The name “ombudsman” comes from Swedish and literally means “representative.” At the most fundamental level, an ombuds is one who assists individuals and groups in the resolution of conflicts or concerns. There are a number of different titles or names for this position, including: “ombudsman,” “ombudsperson” or “ombuds”. The Medical College of Wisconsin has chosen to use the gender-neutral term “Ombuds” to reflect our cultural sensitivity and commitment to diversity.
Ombuds work in all types of organizations, including government agencies, colleges and universities, corporations, hospitals and other medical facilities and news organizations. The organizational ombuds is defined as a designated neutral who is appointed or employed by an organization to facilitate the informal resolution of concerns of employees, managers, students and, sometimes, external clients of the organization.

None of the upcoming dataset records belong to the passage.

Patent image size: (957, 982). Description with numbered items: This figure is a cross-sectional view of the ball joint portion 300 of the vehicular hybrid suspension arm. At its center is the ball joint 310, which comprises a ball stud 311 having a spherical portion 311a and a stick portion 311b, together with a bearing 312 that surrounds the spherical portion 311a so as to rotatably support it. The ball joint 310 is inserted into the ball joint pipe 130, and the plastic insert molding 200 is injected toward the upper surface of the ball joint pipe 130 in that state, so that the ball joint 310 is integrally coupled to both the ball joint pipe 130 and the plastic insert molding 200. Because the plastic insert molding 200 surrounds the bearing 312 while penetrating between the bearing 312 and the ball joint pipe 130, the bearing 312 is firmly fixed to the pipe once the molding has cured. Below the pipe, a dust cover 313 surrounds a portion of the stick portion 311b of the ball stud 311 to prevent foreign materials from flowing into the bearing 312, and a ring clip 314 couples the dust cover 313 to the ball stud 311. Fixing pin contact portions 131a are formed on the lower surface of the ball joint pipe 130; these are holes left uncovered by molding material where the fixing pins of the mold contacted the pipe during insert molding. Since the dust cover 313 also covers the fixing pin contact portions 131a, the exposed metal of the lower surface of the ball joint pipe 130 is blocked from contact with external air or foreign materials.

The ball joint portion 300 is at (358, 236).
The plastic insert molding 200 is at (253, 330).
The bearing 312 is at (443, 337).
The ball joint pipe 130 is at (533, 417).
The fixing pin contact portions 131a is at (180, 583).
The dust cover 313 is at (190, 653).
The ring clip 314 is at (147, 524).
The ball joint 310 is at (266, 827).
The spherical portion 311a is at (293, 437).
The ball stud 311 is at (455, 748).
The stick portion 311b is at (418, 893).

The primary duties of an organizational ombuds are to work with individuals and groups in an organization to explore and assist them in determining options to help resolve conflicts, problematic issues or concerns; and to bring systemic concerns to the attention of the organization for resolution.
An organizational ombuds operates in a manner to preserve the confidentiality of those seeking services, maintains a neutral/impartial position with respect to the concerns raised, works at an informal level of the organizational system and is independent of formal organizational structures.
The most important skills of an effective ombuds include active listening, communicating successfully with a diverse range of people, remaining nonjudgmental, having the courage to speak up and address problems at higher levels within an organization, problem solving and analytical ability and conflict resolution skills.
All faculty, staff physicians, postdoctoral fellows and staff of the Medical College of Wisconsin can use the Ombuds Office.